Video by Godsmack
- Released: September 14, 2004
- Genre: Alternative metal; heavy metal; nu metal;
- Label: Universal; Republic;
- Director: Daniel Catullo
- Producer: Sully Erna; Daniel Catullo; Jack Gulick;

Godsmack chronology
| Smack This! (2002) | Changes (2004) | Good Times, Bad Times... Ten Years of Godsmack (2007) |

= Changes (Godsmack video album) =

Changes is a documentary and live DVD released in September 2004 by American rock band Godsmack. The DVD was recorded in early 2004. That same month, the group also released "Batalla de los Tambores", a drum duel between Shannon Larkin and Sully Erna, available exclusively via online services such as Apple's iTunes Music Store, Real, Napster, and the Zune Marketplace. The DVD has been certified Gold by the RIAA, with access sales of 50,000 copies in the United States.

==Filming==

Changes offers fans the opportunity to experience the band in several ways. First is concert mode, which consists of 58 minutes of live performance footage including the hit songs "Straight Out of Line", "Voodoo", "Awake", "Moon Baby", "I Stand Alone", "Faceless," "Keep Away", "Bad Religion", "Whatever", "Re-Align", "Changes", and "Serenity".

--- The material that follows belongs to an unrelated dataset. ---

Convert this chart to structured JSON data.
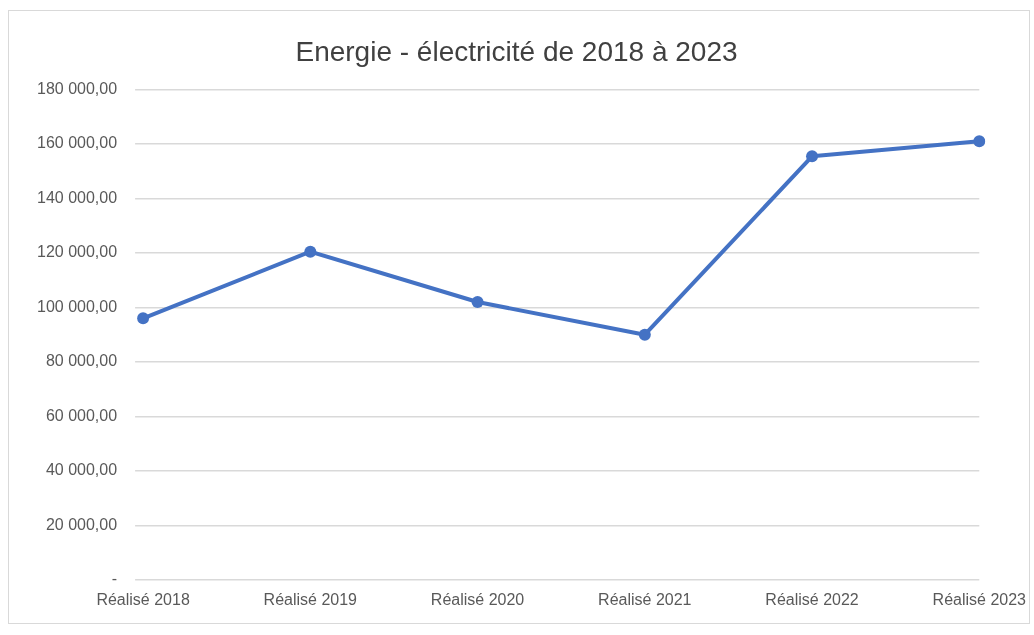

As a feature film, which consists of 105 minutes running time, viewers experience the songs performed live directed by Daniel Catullo inter-cut with exclusive behind-the-scenes footage directed by MacNaughtan. Additionally, the DVD features super deluxe, collector's quality packaging and a choice of 5.1, DTS, 5.1 Multi-Channel or PCM Stereo/SRS Circle Surround Sound for a superior audio experience. The stereo track on "Changes" is encoded in Circle Surround 5.1, allowing anyone with a surround sound system (not just a Dolby Digital A/V receiver), to enjoy the 5.1 mix that the band and audio engineer intended.

==Track listing==
1. "Straight Out of Line"
2. "Awake"
3. "Faceless"
4. "Bad Religion"
5. "Moon Baby"
6. "Changes"
7. "Re-Align"
8. "Serenity"
9. "Keep Away"
10. "Voodoo"
11. "Batalla de los Tambores" (instrumental)
12. "Whatever"
13. "I Stand Alone"

=="Batalla de los Tambores"==
"Batalla de los Tambores" ("battle of the drums") is a drumming duel between Sully Erna and drummer Shannon Larkin. This battle has become a staple of the band's live show.

==Personnel==
- Sully Erna – vocals, rhythm guitar, drums on "Batalla de los Tambores"
- Tony Rombola – lead guitar, additional vocals
- Robbie Merrill – bass, additional vocals
- Shannon Larkin – drums

==Chart positions==
Album - Billboard (North America)

| Chart (2004) | Peak position |
|---|---|
| Billboard 200 | 7 |

=== Certification ===

| Region | Certification | Certified units/sales |
| Canada (Music Canada) | Platinum | 10,000^{^} |
| United States (RIAA) | Gold | 50,000^{^} |
^{^} Shipments figures based on certification alone.